At present, the only distinction usually made is between the so-called Classic IC with Hunner lesions and the non-lesion type. A relatively smaller percentage of patients (estimates vary from 10-50%) have Hunner lesions (Note: the old term was Hunner’s ulcer but this was a misnomer since these are not true ulcers. They are today usually described as lesions). However, while this Hunner type interstitial cystitis used to be considered rare, it is now believed that it may be more common than originally thought. Many researchers now believe that the classic type with lesions and the nonlesion type may be two different diseases. Further information on this is provided in Chapter 4 on Diagnosis. While many patients may have an inflammatory type of bladder condition, some do not and may form a subtype or phenotype.
How does IC/BPS start?
The symptoms may begin for no apparent reason, or sometimes following surgery, for example in the case of women following a hysterectomy or other gynaecological or pelvic operation, after childbirth or following a bacterial infection of the bladder or repeated infections. Onset may be very slow, building up over many years or it may be sudden and severe. Some patients recall having bladder problems in childhood or adolescence, needing to go to the toilet more frequently than others, long before they developed pain or hypersensitivity.

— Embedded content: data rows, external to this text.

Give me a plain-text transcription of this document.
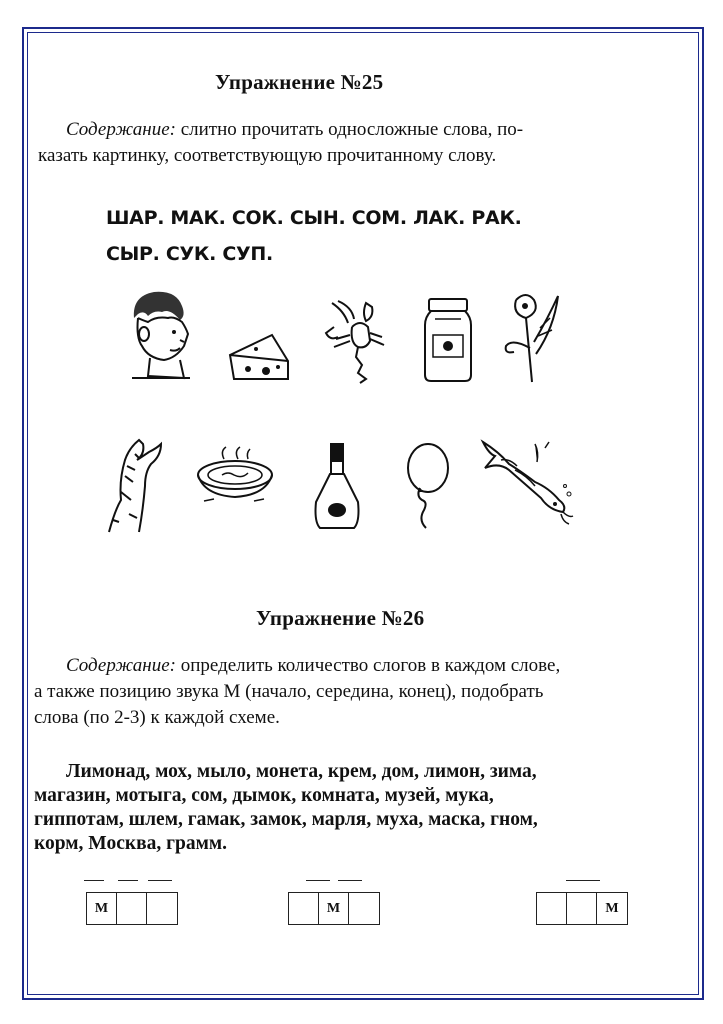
Упражнение №25
Содержание: слитно прочитать односложные слова, по-
казать картинку, соответствующую прочитанному слову.
ШАР. МАК. СОК. СЫН. СОМ. ЛАК. РАК.
СЫР. СУК. СУП.
Упражнение №26
Содержание: определить количество слогов в каждом слове,
а также позицию звука М (начало, середина, конец), подобрать
слова (по 2-3) к каждой схеме.
Лимонад, мох, мыло, монета, крем, дом, лимон, зима,
магазин, мотыга, сом, дымок, комната, музей, мука,
гиппотам, шлем, гамак, замок, марля, муха, маска, гном,
корм, Москва, грамм.
М	М	М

In the very early stages of the disease or in a mild form of IC/BPS, the symptoms may only occur in attacks known as "flares". This leads many patients and their doctors to think that it may be an infection (bacterial cystitis). If the patient fails to respond to antibiotic treatment, it is important for a urine culture to be carried out (not just dipsticks) in order to be absolutely sure that bacterial infection can be excluded.

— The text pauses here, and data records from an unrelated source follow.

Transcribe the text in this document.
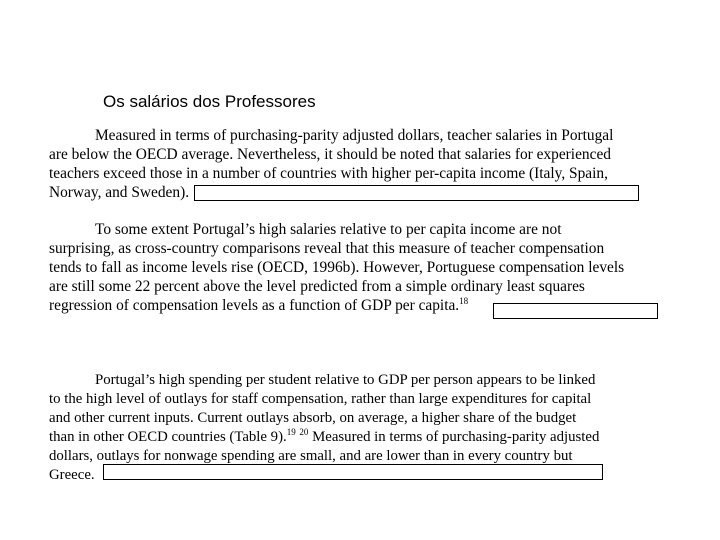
Os salários dos Professores
Measured in terms of purchasing-parity adjusted dollars, teacher salaries in Portugal
are below the OECD average. Nevertheless, it should be noted that salaries for experienced
teachers exceed those in a number of countries with higher per-capita income (Italy, Spain,
Norway, and Sweden).
To some extent Portugal’s high salaries relative to per capita income are not
surprising, as cross-country comparisons reveal that this measure of teacher compensation
tends to fall as income levels rise (OECD, 1996b). However, Portuguese compensation levels
are still some 22 percent above the level predicted from a simple ordinary least squares
regression of compensation levels as a function of GDP per capita.$^{18}$
Portugal’s high spending per student relative to GDP per person appears to be linked
to the high level of outlays for staff compensation, rather than large expenditures for capital
and other current inputs. Current outlays absorb, on average, a higher share of the budget
than in other OECD countries (Table 9).$^{19}$ $^{20}$ Measured in terms of purchasing-parity adjusted
dollars, outlays for nonwage spending are small, and are lower than in every country but
Greece.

However, the fact that a patient has IC/BPS does not mean that the patient never develops urinary tract infections (UTIs) in addition to their IC/BPS. An infection in a hypersensitive IC/BPS bladder can considerably exacerbate the IC/BPS symptoms, further irritating the already painful or hypersensitive bladder. In this situation, following confirmation of an infection, the IC/BPS patient should indeed be treated with a suitable antibiotic to clear up the infection.